Ticker | No of HFs with positions | Total Value of HF Positions (x1000) | Change in HF Position |
---|---|---|---|
BHLB | 13 | 20919 | -4 |
UFCS | 8 | 10565 | 2 |
BANC | 13 | 32302 | 0 |
PBFX | 3 | 2908 | -1 |
USLM | 5 | 39228 | 1 |
TRMD | 3 | 362385 | 0 |
CYH | 22 | 194242 | 4 |
Average | 9.6 | 94650 | 0.3 |
View table here if you experience formatting issues.
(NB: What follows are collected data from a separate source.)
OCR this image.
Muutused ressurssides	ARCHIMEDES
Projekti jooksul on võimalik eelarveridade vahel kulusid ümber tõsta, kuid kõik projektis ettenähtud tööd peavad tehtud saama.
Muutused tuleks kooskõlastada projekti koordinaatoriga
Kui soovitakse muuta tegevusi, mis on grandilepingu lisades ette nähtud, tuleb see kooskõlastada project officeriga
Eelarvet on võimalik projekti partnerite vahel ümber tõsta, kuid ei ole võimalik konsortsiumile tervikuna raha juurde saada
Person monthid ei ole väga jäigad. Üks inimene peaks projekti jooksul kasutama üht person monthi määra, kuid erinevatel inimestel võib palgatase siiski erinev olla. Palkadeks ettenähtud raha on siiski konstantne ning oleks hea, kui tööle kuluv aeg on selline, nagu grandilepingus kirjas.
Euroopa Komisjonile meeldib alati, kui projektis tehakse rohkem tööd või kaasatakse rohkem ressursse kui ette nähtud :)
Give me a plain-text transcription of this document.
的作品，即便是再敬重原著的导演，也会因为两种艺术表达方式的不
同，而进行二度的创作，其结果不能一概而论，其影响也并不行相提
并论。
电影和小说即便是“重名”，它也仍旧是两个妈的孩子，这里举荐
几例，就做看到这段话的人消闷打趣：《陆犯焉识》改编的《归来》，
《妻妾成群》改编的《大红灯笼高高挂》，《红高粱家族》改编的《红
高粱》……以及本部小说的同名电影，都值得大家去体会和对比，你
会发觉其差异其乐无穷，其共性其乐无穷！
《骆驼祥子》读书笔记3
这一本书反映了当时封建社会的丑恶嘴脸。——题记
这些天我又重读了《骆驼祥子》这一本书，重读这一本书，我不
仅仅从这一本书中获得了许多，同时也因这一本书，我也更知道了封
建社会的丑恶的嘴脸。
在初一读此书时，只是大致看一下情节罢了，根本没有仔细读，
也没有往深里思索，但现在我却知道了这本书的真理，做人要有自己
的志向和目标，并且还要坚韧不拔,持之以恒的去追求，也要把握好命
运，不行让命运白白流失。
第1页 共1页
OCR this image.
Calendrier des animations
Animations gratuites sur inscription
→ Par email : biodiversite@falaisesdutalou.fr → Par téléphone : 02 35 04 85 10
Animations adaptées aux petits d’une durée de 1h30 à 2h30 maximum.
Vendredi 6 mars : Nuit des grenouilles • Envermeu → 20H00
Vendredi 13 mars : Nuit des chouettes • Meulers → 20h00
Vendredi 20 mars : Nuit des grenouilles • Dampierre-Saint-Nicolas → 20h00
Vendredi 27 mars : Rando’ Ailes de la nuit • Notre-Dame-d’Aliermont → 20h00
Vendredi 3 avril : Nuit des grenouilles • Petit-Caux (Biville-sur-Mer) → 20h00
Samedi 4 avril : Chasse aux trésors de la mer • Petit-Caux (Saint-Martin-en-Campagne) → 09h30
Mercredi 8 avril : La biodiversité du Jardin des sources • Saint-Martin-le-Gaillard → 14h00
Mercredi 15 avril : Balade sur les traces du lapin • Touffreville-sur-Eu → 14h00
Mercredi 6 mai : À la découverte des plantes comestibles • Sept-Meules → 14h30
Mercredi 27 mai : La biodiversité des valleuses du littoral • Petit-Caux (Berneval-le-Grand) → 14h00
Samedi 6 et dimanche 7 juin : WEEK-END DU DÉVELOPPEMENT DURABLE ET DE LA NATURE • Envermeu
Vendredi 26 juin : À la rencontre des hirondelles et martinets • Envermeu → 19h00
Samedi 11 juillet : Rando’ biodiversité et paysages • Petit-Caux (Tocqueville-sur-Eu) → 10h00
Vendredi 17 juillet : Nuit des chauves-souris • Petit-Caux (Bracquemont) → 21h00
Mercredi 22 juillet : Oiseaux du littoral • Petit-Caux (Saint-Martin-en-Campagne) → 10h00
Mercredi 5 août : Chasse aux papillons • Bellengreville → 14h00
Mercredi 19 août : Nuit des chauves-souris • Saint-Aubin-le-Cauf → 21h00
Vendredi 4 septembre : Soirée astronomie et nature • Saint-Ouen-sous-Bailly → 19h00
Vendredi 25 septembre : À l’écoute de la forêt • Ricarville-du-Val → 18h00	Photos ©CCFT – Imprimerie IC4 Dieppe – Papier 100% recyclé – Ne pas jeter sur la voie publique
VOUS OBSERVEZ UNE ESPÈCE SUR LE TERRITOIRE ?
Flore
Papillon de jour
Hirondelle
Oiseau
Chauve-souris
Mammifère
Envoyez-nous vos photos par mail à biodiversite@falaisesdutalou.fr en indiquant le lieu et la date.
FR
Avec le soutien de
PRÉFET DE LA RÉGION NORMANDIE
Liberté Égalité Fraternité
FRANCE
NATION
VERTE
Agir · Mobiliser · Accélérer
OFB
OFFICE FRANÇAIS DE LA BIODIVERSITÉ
As you can see these stocks had an average of 9.6 hedge funds with bullish positions and the average amount invested in these stocks was $95 million. That figure was $133 million in APRE’s case. Community Health Systems (NYSE:CYH) is the most popular stock in this table. On the other hand PBF Logistics LP (NYSE:PBFX) is the least popular one with only 3 bullish hedge fund positions. Aprea Therapeutics, Inc. (NASDAQ:APRE) is not the least popular stock in this group but hedge fund interest is still below average. Our overall hedge fund sentiment score for APRE is 43.3. Stocks with higher number of hedge fund positions relative to other stocks as well as relative to their historical range receive a higher sentiment score. Our calculations showed that top 20 most popular stocks among hedge funds returned 41.3% in 2019 and outperformed the S&P 500 ETF (SPY) by 10 percentage points. These stocks gained 32.9% in 2020 through December 8th and still beat the market by 16.2 percentage points. A small number of hedge funds were also right about betting on APRE as the stock returned 27.4% since the end of the third quarter (through 12/8) and outperformed the market by an even larger margin.